Impact Study Adds Momentum to Nicaragua Canal
EspañolHong Kong development firm HKND, contracted to build the colossal Nicaragua Canal, has delivered a Environment and Social Impact Study (EIAS) two years in the making — bringing the controversial US$50 billion project a large step closer towards becoming a reality.
“The goal is to provide an objective, up to date, science-based assessment, including of the process of producing this study, and the possible physical, biological, social, and economic impact of the project,” Manuel Coronel Kautz, chairman of the Grand Canal Authority, told press.
United Kingdom-based company Environmental Resources Management (ERM) authored the study, with the final report filling 14 sizeable volumes. It will now be analyzed for one month by a commission of experts from Nicaragua’s Environment and Natural Resources Ministry.
Telémaco Talavera, spokesman for the Grand Canal Development Commission, said that the government will announce their final decision on the canal’s construction in early July after holding public hearings.

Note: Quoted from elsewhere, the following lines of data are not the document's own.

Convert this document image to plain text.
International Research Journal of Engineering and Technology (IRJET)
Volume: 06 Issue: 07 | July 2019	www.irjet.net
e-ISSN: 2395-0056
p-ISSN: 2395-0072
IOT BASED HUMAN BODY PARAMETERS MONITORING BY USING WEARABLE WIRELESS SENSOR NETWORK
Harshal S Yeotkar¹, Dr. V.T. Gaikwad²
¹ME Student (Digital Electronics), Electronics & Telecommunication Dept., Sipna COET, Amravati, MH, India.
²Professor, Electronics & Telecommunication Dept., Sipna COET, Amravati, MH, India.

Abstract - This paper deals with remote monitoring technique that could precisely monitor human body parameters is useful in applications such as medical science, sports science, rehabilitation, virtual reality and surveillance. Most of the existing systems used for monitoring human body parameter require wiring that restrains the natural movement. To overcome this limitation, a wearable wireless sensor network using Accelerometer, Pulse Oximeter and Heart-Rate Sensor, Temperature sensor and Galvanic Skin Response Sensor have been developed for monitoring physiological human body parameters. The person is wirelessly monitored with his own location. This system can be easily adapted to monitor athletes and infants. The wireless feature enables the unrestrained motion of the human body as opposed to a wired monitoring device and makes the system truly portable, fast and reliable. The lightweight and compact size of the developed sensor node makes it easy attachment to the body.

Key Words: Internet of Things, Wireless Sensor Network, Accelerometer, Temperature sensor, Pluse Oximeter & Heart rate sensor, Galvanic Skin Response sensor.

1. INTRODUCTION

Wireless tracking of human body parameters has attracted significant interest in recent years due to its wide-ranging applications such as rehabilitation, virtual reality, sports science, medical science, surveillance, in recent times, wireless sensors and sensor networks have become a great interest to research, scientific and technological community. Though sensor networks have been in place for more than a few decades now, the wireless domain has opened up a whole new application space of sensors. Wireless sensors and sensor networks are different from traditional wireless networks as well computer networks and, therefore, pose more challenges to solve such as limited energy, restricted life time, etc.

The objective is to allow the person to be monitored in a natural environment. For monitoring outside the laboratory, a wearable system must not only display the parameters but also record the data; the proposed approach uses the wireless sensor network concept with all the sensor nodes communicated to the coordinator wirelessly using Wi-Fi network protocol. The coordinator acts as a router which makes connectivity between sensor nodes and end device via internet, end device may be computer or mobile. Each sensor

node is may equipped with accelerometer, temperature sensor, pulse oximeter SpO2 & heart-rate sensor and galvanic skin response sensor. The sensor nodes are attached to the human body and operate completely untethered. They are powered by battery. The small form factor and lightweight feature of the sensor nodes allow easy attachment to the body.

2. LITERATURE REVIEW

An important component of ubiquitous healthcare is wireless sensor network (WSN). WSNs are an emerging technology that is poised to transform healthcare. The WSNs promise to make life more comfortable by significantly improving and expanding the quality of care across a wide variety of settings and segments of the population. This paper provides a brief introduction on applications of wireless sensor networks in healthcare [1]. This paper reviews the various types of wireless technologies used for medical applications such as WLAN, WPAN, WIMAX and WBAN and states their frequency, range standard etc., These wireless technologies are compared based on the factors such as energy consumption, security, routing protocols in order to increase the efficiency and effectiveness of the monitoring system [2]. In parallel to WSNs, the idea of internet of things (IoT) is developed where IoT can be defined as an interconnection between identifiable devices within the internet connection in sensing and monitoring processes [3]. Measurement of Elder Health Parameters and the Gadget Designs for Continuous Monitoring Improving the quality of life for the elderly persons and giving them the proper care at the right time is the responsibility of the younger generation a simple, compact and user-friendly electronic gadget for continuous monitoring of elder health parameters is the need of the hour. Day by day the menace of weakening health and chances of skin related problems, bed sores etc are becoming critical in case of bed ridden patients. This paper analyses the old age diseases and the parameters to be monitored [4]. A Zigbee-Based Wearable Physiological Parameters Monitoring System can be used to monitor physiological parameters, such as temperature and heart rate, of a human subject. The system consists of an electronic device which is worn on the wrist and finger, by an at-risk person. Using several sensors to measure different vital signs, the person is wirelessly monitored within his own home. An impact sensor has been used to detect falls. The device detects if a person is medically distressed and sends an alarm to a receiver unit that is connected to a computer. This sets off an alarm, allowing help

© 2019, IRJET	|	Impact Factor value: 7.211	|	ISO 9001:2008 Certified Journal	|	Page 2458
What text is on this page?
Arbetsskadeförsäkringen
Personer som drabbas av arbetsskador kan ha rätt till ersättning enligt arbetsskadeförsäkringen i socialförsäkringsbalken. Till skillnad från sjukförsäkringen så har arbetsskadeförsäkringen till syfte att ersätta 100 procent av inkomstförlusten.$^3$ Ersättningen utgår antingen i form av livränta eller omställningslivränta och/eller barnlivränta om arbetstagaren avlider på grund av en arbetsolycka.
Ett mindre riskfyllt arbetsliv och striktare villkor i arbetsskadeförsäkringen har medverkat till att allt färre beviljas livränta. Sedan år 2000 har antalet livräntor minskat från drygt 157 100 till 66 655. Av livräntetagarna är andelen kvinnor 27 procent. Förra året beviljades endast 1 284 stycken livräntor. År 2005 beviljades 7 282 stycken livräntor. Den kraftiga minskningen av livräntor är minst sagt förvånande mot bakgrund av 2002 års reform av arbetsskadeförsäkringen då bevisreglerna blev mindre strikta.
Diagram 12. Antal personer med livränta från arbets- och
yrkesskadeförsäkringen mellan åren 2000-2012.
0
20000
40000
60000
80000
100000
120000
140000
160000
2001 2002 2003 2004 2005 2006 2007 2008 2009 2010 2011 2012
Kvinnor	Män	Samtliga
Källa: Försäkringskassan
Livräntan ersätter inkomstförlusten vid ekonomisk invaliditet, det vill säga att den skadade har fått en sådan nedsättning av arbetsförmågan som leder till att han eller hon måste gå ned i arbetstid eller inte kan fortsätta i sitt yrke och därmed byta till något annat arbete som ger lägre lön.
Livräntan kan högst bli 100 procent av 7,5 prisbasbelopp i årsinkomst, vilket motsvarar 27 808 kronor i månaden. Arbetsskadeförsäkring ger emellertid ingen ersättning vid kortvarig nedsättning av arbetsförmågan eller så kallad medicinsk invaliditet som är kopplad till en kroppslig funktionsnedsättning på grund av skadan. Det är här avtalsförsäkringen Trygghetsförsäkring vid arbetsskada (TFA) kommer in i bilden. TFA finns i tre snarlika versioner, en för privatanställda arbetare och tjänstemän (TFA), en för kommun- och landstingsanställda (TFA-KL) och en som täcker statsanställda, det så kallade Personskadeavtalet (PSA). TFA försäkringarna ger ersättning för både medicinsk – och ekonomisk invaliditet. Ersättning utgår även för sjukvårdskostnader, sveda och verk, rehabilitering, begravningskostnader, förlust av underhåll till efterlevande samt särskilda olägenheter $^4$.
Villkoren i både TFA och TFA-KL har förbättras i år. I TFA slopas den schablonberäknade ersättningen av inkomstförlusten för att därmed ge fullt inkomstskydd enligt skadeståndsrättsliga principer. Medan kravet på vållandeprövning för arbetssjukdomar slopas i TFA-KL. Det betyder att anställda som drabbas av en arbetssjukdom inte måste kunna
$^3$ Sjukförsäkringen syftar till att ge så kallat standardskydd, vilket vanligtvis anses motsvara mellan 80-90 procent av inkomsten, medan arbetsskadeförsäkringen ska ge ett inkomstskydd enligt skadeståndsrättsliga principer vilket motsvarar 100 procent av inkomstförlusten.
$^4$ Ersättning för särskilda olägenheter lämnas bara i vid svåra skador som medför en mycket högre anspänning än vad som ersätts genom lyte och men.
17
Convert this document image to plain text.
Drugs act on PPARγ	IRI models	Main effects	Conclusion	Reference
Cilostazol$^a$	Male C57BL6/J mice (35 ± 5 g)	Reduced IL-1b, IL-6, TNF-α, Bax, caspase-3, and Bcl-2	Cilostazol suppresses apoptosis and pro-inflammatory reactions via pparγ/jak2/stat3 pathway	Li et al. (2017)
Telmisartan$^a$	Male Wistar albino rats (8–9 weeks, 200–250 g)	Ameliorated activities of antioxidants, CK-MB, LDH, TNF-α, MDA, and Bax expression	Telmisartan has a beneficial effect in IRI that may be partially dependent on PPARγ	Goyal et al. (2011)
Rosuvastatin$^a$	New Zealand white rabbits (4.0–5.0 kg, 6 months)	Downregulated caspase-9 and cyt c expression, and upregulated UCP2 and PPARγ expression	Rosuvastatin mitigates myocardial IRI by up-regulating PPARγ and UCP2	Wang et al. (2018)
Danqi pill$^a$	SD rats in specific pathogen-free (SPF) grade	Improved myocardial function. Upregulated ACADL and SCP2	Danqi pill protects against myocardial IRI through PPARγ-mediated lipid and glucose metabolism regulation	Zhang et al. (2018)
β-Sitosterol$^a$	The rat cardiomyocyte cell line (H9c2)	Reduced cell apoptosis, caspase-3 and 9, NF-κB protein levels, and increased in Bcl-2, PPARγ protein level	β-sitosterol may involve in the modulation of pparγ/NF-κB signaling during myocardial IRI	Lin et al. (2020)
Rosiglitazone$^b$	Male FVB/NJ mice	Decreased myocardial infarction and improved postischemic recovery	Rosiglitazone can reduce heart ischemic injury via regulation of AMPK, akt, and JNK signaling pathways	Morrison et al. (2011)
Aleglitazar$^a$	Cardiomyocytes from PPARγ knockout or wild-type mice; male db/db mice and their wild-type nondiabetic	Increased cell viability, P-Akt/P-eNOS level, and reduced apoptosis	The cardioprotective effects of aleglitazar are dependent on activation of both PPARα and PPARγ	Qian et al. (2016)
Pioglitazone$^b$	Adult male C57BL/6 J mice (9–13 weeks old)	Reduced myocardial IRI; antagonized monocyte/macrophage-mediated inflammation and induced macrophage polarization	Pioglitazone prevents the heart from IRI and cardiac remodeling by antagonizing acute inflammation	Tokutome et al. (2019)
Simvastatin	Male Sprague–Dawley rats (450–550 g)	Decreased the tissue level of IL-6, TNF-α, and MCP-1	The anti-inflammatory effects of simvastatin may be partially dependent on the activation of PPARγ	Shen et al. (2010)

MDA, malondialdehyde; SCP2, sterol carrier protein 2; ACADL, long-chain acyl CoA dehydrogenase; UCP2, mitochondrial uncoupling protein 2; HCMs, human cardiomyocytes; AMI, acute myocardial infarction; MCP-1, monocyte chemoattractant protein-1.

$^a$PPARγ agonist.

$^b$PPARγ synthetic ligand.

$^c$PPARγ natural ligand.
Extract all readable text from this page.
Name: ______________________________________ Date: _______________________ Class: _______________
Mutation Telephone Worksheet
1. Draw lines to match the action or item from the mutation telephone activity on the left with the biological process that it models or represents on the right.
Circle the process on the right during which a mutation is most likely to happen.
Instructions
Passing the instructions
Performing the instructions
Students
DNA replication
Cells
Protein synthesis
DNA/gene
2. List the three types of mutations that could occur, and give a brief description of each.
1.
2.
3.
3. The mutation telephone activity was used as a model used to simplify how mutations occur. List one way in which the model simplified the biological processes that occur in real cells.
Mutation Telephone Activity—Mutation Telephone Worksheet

The EIAS contains “a series of conclusions, as well as suggestions, to reduce the social and environmental impact and to develop all of the construction works in order to achieve a highly positive final result,” Talavera explained.
ERM sources clarified that their position is neutral, saying “we are neither for nor against the project.”
“At the study we attempted to determine the challenges that the project could face, but the final decision comes from the Nicaraguan government, along with HKND,” ERM representative Manuel Román said.
The building of the canal has provoked resistance from residents of some of the communities likely to be affected by building works and flooding. Locals have protested against an ongoing expropriation process, which NGOs claim is being carried out by the Nicaraguan government and enforced by Chinese employees of HKND.
The multi-billion-dollar project aims to build a 278 kilometer waterway across Nicaragua, connecting the Atlantic and Pacific Oceans. HKND estimates the cost of the project to be around US$50 billion, raising doubts on whether the firm could afford such a bill — unless the Chinese government is secretly bankrolling the project.
The Nicaraguan Canal, if completed, will be triple the length of the competing Panama Canal. The building works will require 50,000 workers, and construction is scheduled to be finished by 2019.